Nothing is failsafe when it comes to FDCPA compliance, but these eight tips should help you establish a bona fide error defense if you are sued, and help you prevent law suits challenging your validation notice practices altogether.
Disclaimer: Ontario Systems is a technology company and provides this blog article solely for general informational and marketing purposes.
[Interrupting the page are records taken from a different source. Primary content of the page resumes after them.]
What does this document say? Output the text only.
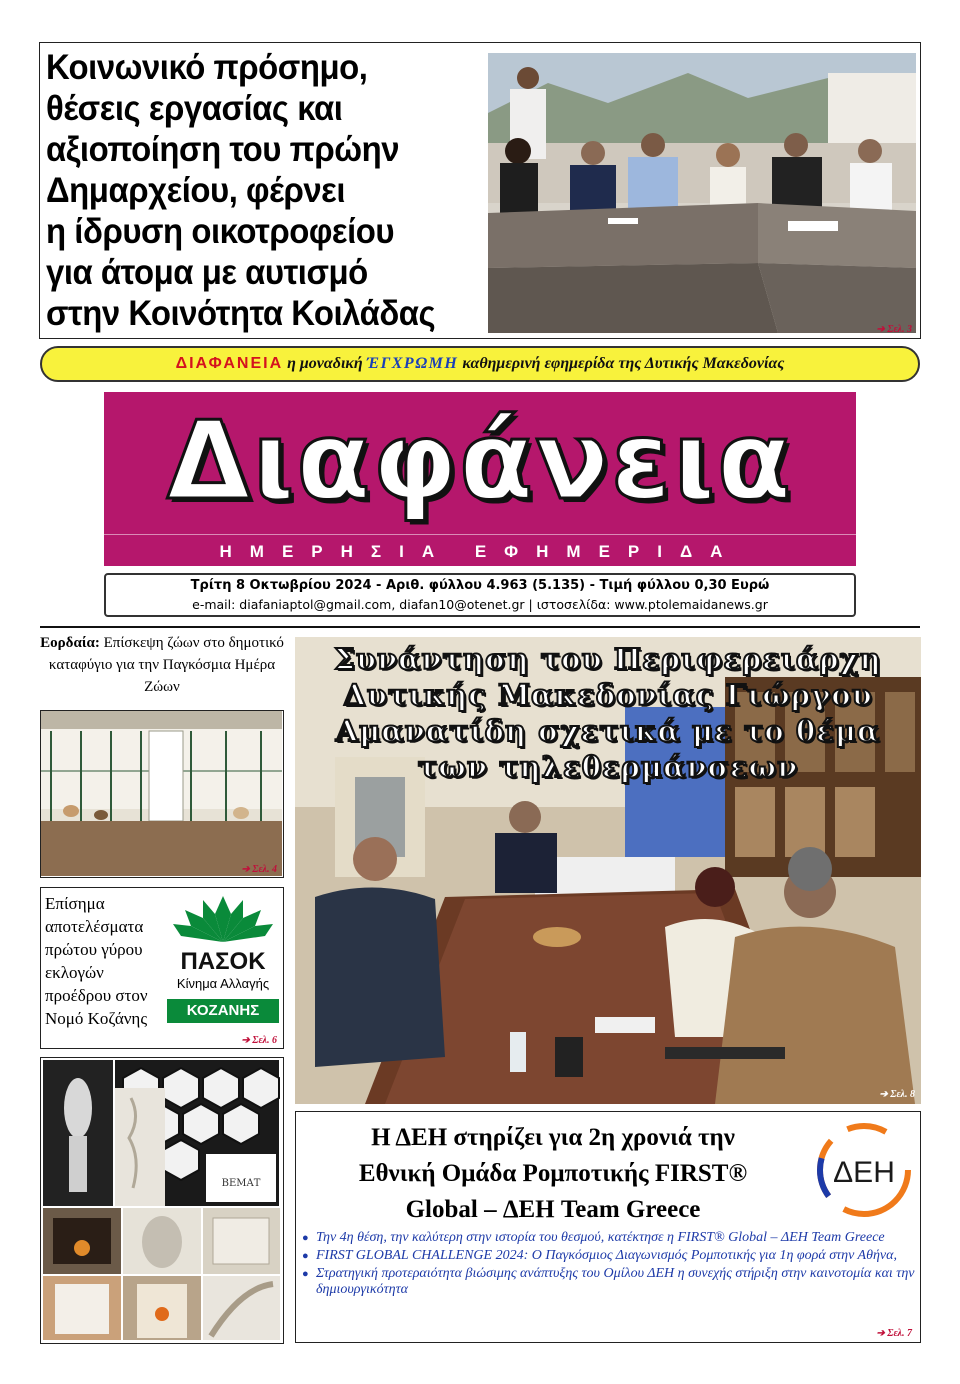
Κοινωνικό πρόσημο,
θέσεις εργασίας και
αξιοποίηση του πρώην
Δημαρχείου, φέρνει
η ίδρυση οικοτροφείου
για άτομα με αυτισμό
στην Κοινότητα Κοιλάδας	➔ Σελ. 3
ΔΙΑΦΑΝΕΙΑ η μοναδική ΈΓΧΡΩΜΗ καθημερινή εφημερίδα της Δυτικής Μακεδονίας
Διαφάνεια
ΗΜΕΡΗΣΙΑ ΕΦΗΜΕΡΙΔΑ
Τρίτη 8 Οκτωβρίου 2024 - Αριθ. φύλλου 4.963 (5.135) - Τιμή φύλλου 0,30 Ευρώ
e-mail: diafaniaptol@gmail.com, diafan10@otenet.gr | ιστοσελίδα: www.ptolemaidanews.gr

Εορδαία: Επίσκεψη ζώων στο δημοτικό καταφύγιο για την Παγκόσμια Ημέρα Ζώων

➔ Σελ. 4

Επίσημα αποτελέσματα πρώτου γύρου εκλογών προέδρου στον Νομό Κοζάνης

ΠΑΣΟΚ
Κίνημα Αλλαγής
ΚΟΖΑΝΗΣ
➔ Σελ. 6
ΒΕΜΑΤ
Συνάντηση του Περιφερειάρχη
Δυτικής Μακεδονίας Γιώργου
Αμανατίδη σχετικά με το θέμα
των τηλεθερμάνσεων
➔ Σελ. 8
Η ΔΕΗ στηρίζει για 2η χρονιά την
Εθνική Ομάδα Ρομποτικής FIRST®
Global – ΔΕΗ Team Greece
ΔΕΗ
● Την 4η θέση, την καλύτερη στην ιστορία του θεσμού, κατέκτησε η FIRST® Global – ΔΕΗ Team Greece
● FIRST GLOBAL CHALLENGE 2024: Ο Παγκόσμιος Διαγωνισμός Ρομποτικής για 1η φορά στην Αθήνα,
● Στρατηγική προτεραιότητα βιώσιμης ανάπτυξης του Ομίλου ΔΕΗ η συνεχής στήριξη στην καινοτομία και την δημιουργικότητα
➔ Σελ. 7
You should not rely on the content of this material for any other purpose or as specific guidance for your company. Ontario Systems’ advice, services, tools and products described herein do not guarantee compliance with any law or industry standard. You are ultimately responsible for your own company’s actions and compliance efforts. Because everyone’s situation is different, you must consult your own attorneys, accountants, and/or other advisors to obtain specific advice on your company’s compliance, legal, tax, regulatory and/or other business needs. Despite Ontario Systems’ efforts to provide current and up-to-date information, you need to recognize that the information contained herein may become outdated quickly and may contain errors and/or other inaccuracies.